Recent Graduate Awarded NH Student Nurse of the Year
June 29, 2018
This spring, Hannah Glover ’18 was named Student Nurse of the Year by the New Hampshire Nurses Association. The award is given to a student nurse who embodies the finest qualities of nursing: caring, professionalism, advocacy, leadership, and involvement.
Glover was nominated for the award by Professor Carrie MacLeod, who was Glover’s professor of critical care nursing. “Hannah displayed the curiosity, compassion, and caring that is inherent and so important to nursing. She is an incredible young woman who truly embodies the art and science of nursing,” says MacLeod.
Having worked together in both classroom and clinical settings, Glover says MacLeod has been an instrumental mentor to her over the past two years. She also credits her education at Saint Anselm College for her success in her nursing journey thus far. “I would not embody many of the qualities this award stands for, such as leadership and professionalism, if it had not been for Saint Anselm," Glover says. "The teachings of holistic nursing care that I now value so immensely and were taught to me so profoundly by Professor Fournier especially, have helped me develop some of the finest qualities of nursing.”
Glover expresses her passion for nursing as being able to make a difference in someone’s life, especially during the most challenging of times. As a student working as a home care nurse in Massachusetts, she formed close relationships with her patients, one of whom was post-stem cell transplant and undergoing chemotherapy for multiple myeloma. She went above and beyond to support her patient both physically and mentally, including planning an in-home shopping day to lift her patient’s spirits.

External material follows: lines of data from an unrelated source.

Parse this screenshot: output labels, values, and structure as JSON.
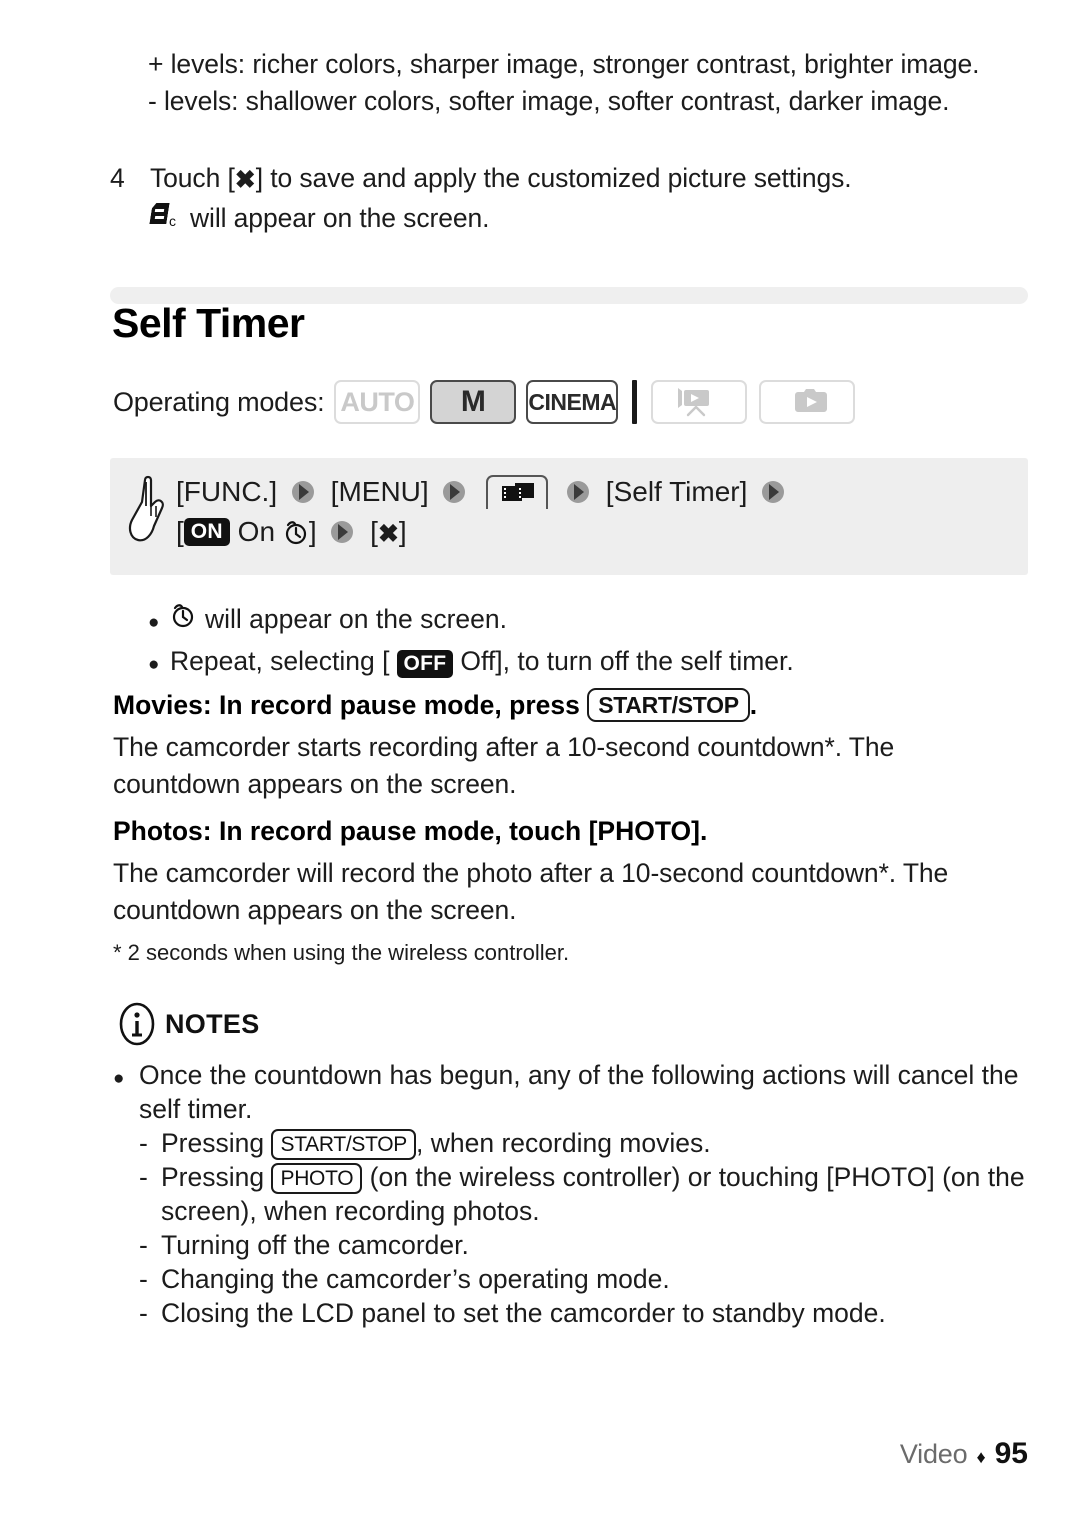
{
  "continuation": {
    "plus_levels": "+ levels: richer colors, sharper image, stronger contrast, brighter image.",
    "minus_levels": "- levels: shallower colors, softer image, softer contrast, darker image."
  },
  "step": {
    "number": "4",
    "text_before_icon": "Touch [",
    "icon_glyph": "✖",
    "text_after_icon": "] to save and apply the customized picture settings.",
    "sub_text": "will appear on the screen.",
    "sub_icon_subscript": "c"
  },
  "section": {
    "title": "Self Timer"
  },
  "operating_modes": {
    "label": "Operating modes:",
    "badges": [
      {
        "name": "auto",
        "label": "AUTO",
        "state": "off"
      },
      {
        "name": "manual",
        "label": "M",
        "state": "on-filled"
      },
      {
        "name": "cinema",
        "label": "CINEMA",
        "state": "on"
      }
    ],
    "playback_icons": [
      {
        "name": "movie-playback",
        "state": "off"
      },
      {
        "name": "photo-playback",
        "state": "off"
      }
    ]
  },
  "menu_path": {
    "func": "[FUNC.]",
    "menu": "[MENU]",
    "self_timer": "[Self Timer]",
    "on_badge": "ON",
    "on_label": "On",
    "close_open": "[",
    "close_glyph": "✖",
    "close_close": "]"
  },
  "bullets": [
    {
      "icon": "self-timer-glyph",
      "text": "will appear on the screen."
    },
    {
      "text_before": "Repeat, selecting [",
      "badge": "OFF",
      "text_mid": "Off], to turn off the self timer."
    }
  ],
  "movies": {
    "lead_before": "Movies: In record pause mode, press",
    "key": "START/STOP",
    "lead_after": ".",
    "paragraph": "The camcorder starts recording after a 10-second countdown*. The countdown appears on the screen."
  },
  "photos": {
    "lead": "Photos: In record pause mode, touch [PHOTO].",
    "paragraph": "The camcorder will record the photo after a 10-second countdown*. The countdown appears on the screen."
  },
  "footnote": "* 2 seconds when using the wireless controller.",
  "notes": {
    "heading": "NOTES",
    "main_bullet": "Once the countdown has begun, any of the following actions will cancel the self timer.",
    "items": [
      {
        "before": "Pressing",
        "key": "START/STOP",
        "after": ", when recording movies."
      },
      {
        "before": "Pressing",
        "key": "PHOTO",
        "after": "(on the wireless controller) or touching [PHOTO] (on the screen), when recording photos."
      },
      {
        "before": "Turning off the camcorder.",
        "key": "",
        "after": ""
      },
      {
        "before": "Changing the camcorder’s operating mode.",
        "key": "",
        "after": ""
      },
      {
        "before": "Closing the LCD panel to set the camcorder to standby mode.",
        "key": "",
        "after": ""
      }
    ]
  },
  "footer": {
    "section": "Video",
    "diamond": "♦",
    "page": "95"
  }
}
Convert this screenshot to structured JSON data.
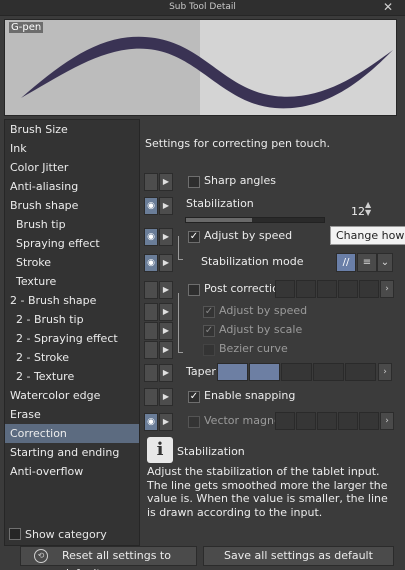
{
  "window": {
    "title": "Sub Tool Detail",
    "close_glyph": "✕"
  },
  "preview": {
    "tool_name": "G-pen",
    "stroke_color": "#3a3354"
  },
  "categories": [
    "Brush Size",
    "Ink",
    "Color Jitter",
    "Anti-aliasing",
    "Brush shape",
    "Brush tip",
    "Spraying effect",
    "Stroke",
    "Texture",
    "2 - Brush shape",
    "2 - Brush tip",
    "2 - Spraying effect",
    "2 - Stroke",
    "2 - Texture",
    "Watercolor edge",
    "Erase",
    "Correction",
    "Starting and ending",
    "Anti-overflow"
  ],
  "selected_category": "Correction",
  "show_category": {
    "label": "Show category",
    "checked": false
  },
  "panel": {
    "heading": "Settings for correcting pen touch.",
    "sharp_angles": {
      "label": "Sharp angles",
      "checked": false
    },
    "stabilization": {
      "label": "Stabilization",
      "value": "12",
      "level_fraction": 0.48
    },
    "adjust_by_speed": {
      "label": "Adjust by speed",
      "checked": true
    },
    "stabilization_mode": {
      "label": "Stabilization mode"
    },
    "tooltip": "Change how",
    "post_correction": {
      "label": "Post correction",
      "checked": false
    },
    "sub_adjust_speed": {
      "label": "Adjust by speed",
      "checked": true
    },
    "sub_adjust_scale": {
      "label": "Adjust by scale",
      "checked": true
    },
    "bezier_curve": {
      "label": "Bezier curve",
      "checked": false
    },
    "taper": {
      "label": "Taper"
    },
    "enable_snapping": {
      "label": "Enable snapping",
      "checked": true
    },
    "vector_magnet": {
      "label": "Vector magnet",
      "checked": false
    }
  },
  "info": {
    "title": "Stabilization",
    "text": "Adjust the stabilization of the tablet input. The line gets smoothed more the larger the value is. When the value is smaller, the line is drawn according to the input."
  },
  "buttons": {
    "reset": "Reset all settings to default",
    "save": "Save all settings as default"
  },
  "icons": {
    "eye": "eye-icon",
    "check": "✓",
    "arrow": "▶",
    "more": "›",
    "info": "i"
  },
  "colors": {
    "accent_selected": "#5c6b80",
    "toggle_on": "#6a7fa8"
  }
}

Glover has stayed in touch with those patients and visits them often. “I have been there with them through some of their darkest hours and now celebrate their health, increasing progress, and well-being. It is hard to express how life changing it is to care for someone from day one of a completed chemotherapy treatment, when they are so weak they can barely shift their weight in bed, to three months later when you hold his or her hand as they take their first steps without a walker,” she says.

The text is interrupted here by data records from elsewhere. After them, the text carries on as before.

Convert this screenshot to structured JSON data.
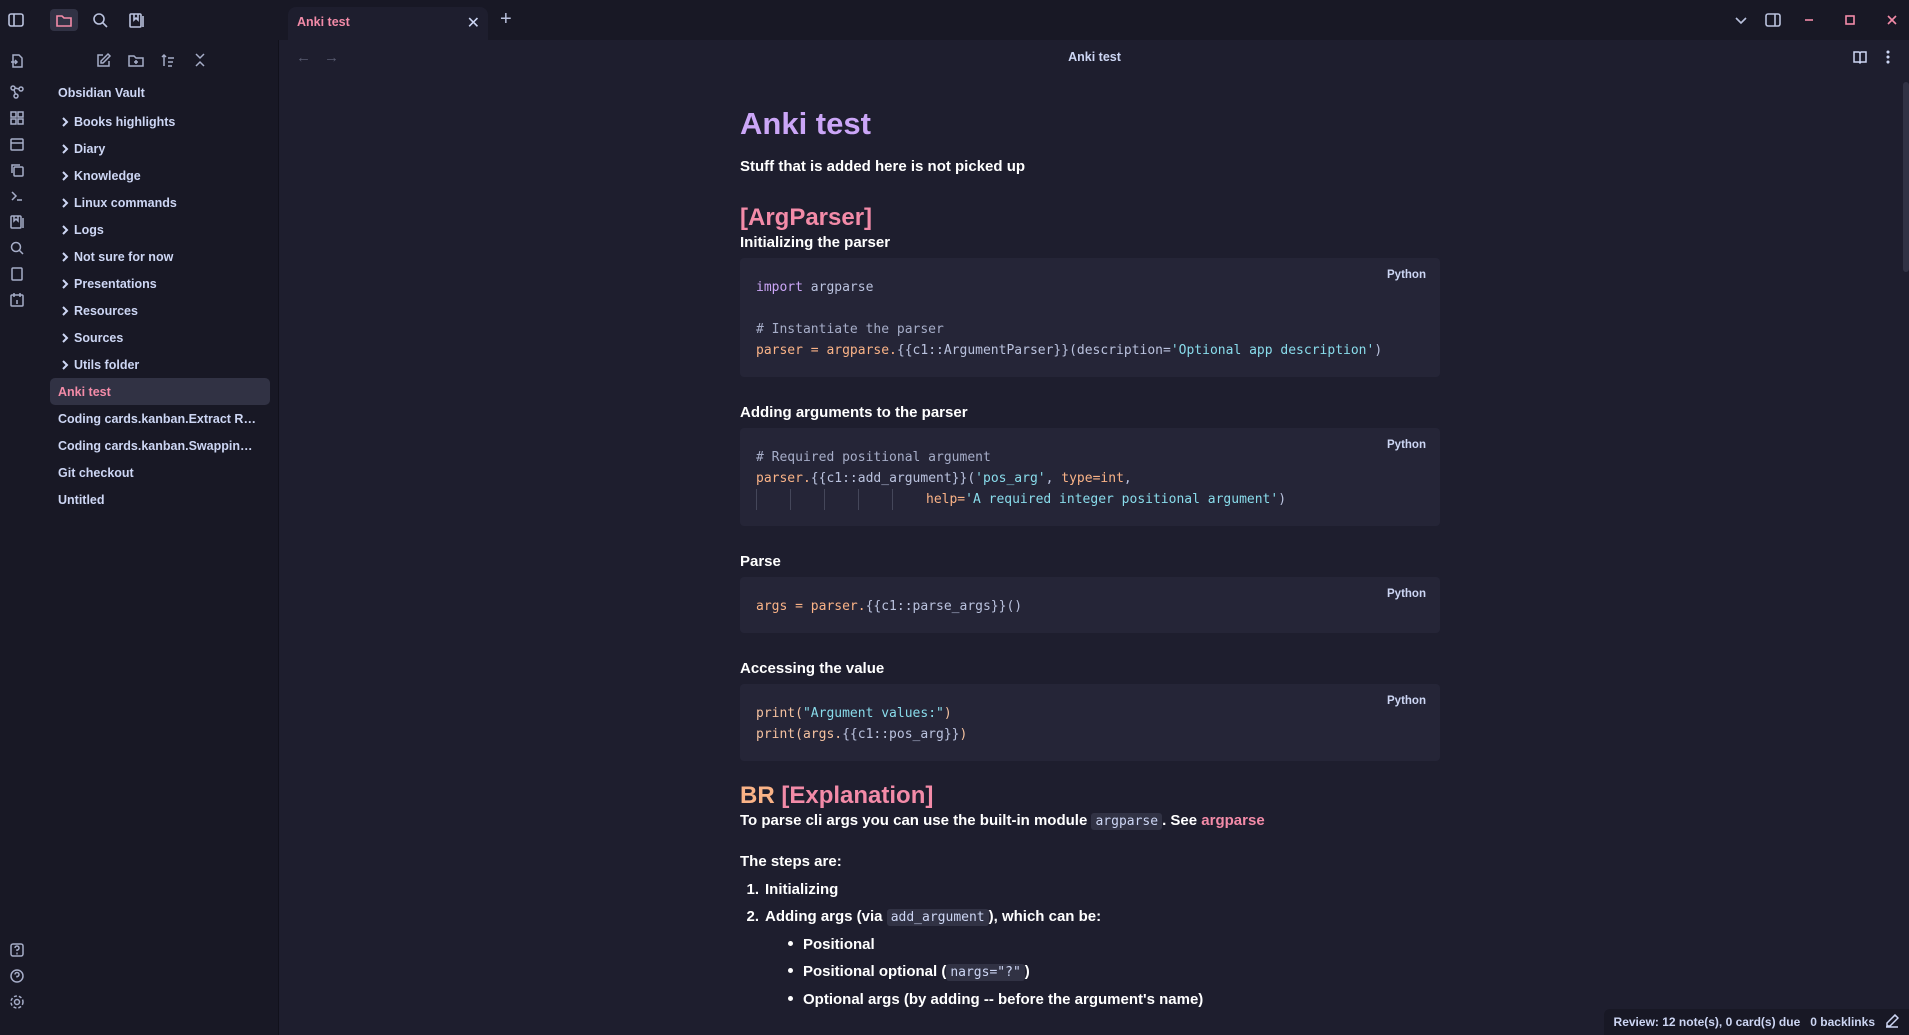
{
  "app": {
    "vault_name": "Obsidian Vault",
    "colors": {
      "accent": "#f38ba8",
      "heading1": "#cba6f7",
      "heading_br": "#fab387",
      "background": "#1e1e2e",
      "sidebar": "#181825"
    }
  },
  "titlebar": {
    "icons": [
      "sidebar-toggle-icon",
      "folder-icon",
      "search-icon",
      "bookmark-icon"
    ],
    "tab_title": "Anki test",
    "tab_close": "✕",
    "new_tab": "+",
    "window_controls": [
      "chevron-down-icon",
      "split-view-icon",
      "minimize-icon",
      "maximize-icon",
      "close-icon"
    ]
  },
  "ribbon": {
    "icons": [
      "open-note-icon",
      "graph-icon",
      "canvas-icon",
      "calendar-icon",
      "copy-icon",
      "terminal-icon",
      "anki-icon",
      "search-icon",
      "book-icon",
      "daily-note-icon",
      "help-question-icon",
      "help-icon",
      "settings-icon"
    ]
  },
  "sidebar": {
    "tools": [
      "new-note-icon",
      "new-folder-icon",
      "sort-icon",
      "collapse-icon"
    ],
    "folders": [
      "Books highlights",
      "Diary",
      "Knowledge",
      "Linux commands",
      "Logs",
      "Not sure for now",
      "Presentations",
      "Resources",
      "Sources",
      "Utils folder"
    ],
    "files": [
      "Anki test",
      "Coding cards.kanban.Extract Ref...",
      "Coding cards.kanban.Swapping ...",
      "Git checkout",
      "Untitled"
    ],
    "active_file": "Anki test"
  },
  "view": {
    "title": "Anki test",
    "back": "←",
    "forward": "→"
  },
  "note": {
    "h1": "Anki test",
    "intro": "Stuff that is added here is not picked up",
    "h2_argparser": "[ArgParser]",
    "sec1_label": "Initializing the parser",
    "code_lang": "Python",
    "sec2_label": "Adding arguments to the parser",
    "sec3_label": "Parse",
    "sec4_label": "Accessing the value",
    "h2_br": "BR",
    "h2_explanation": "[Explanation]",
    "expl_text_before": "To parse cli args you can use the built-in module",
    "expl_code": "argparse",
    "expl_text_mid": ". See",
    "expl_link": "argparse",
    "steps_intro": "The steps are:",
    "step1": "Initializing",
    "step2_before": "Adding args (via",
    "step2_code": "add_argument",
    "step2_after": "), which can be:",
    "sub1": "Positional",
    "sub2_before": "Positional optional (",
    "sub2_code": "nargs=\"?\"",
    "sub2_after": ")",
    "sub3": "Optional args (by adding -- before the argument's name)"
  },
  "code": {
    "b1": {
      "l1_kw": "import",
      "l1_rest": " argparse",
      "l3": "# Instantiate the parser",
      "l4_a": "parser = argparse.",
      "l4_b": "{{c1::ArgumentParser}}",
      "l4_c": "(description=",
      "l4_d": "'Optional app description'",
      "l4_e": ")"
    },
    "b2": {
      "l1": "# Required positional argument",
      "l2_a": "parser.",
      "l2_b": "{{c1::add_argument}}",
      "l2_c": "(",
      "l2_d": "'pos_arg'",
      "l2_e": ", ",
      "l2_f": "type=int",
      "l2_g": ",",
      "l3_a": "help=",
      "l3_b": "'A required integer positional argument'",
      "l3_c": ")"
    },
    "b3": {
      "l1_a": "args = parser.",
      "l1_b": "{{c1::parse_args}}",
      "l1_c": "()"
    },
    "b4": {
      "l1_a": "print(",
      "l1_b": "\"Argument values:\"",
      "l1_c": ")",
      "l2_a": "print(args.",
      "l2_b": "{{c1::pos_arg}}",
      "l2_c": ")"
    }
  },
  "statusbar": {
    "review": "Review: 12 note(s), 0 card(s) due",
    "backlinks": "0 backlinks"
  }
}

She also volunteers at a hospice center and for the Pan Mass Challenge in Cape Cod, raising money for cancer research.
On campus, Glover was a member of the Student Nurses Association, co-chair of this year’s Nurse Pinning ceremony, and a clinical leader as part of a new Nurse Leadership and Management course at Saint Anselm. Professionally, she is a member of the Oncology Nursing Society.
Glover, who graduated in May, will begin working full-time in August at Massachusetts General Hospital in Boston, Mass., as part of the ICU float team.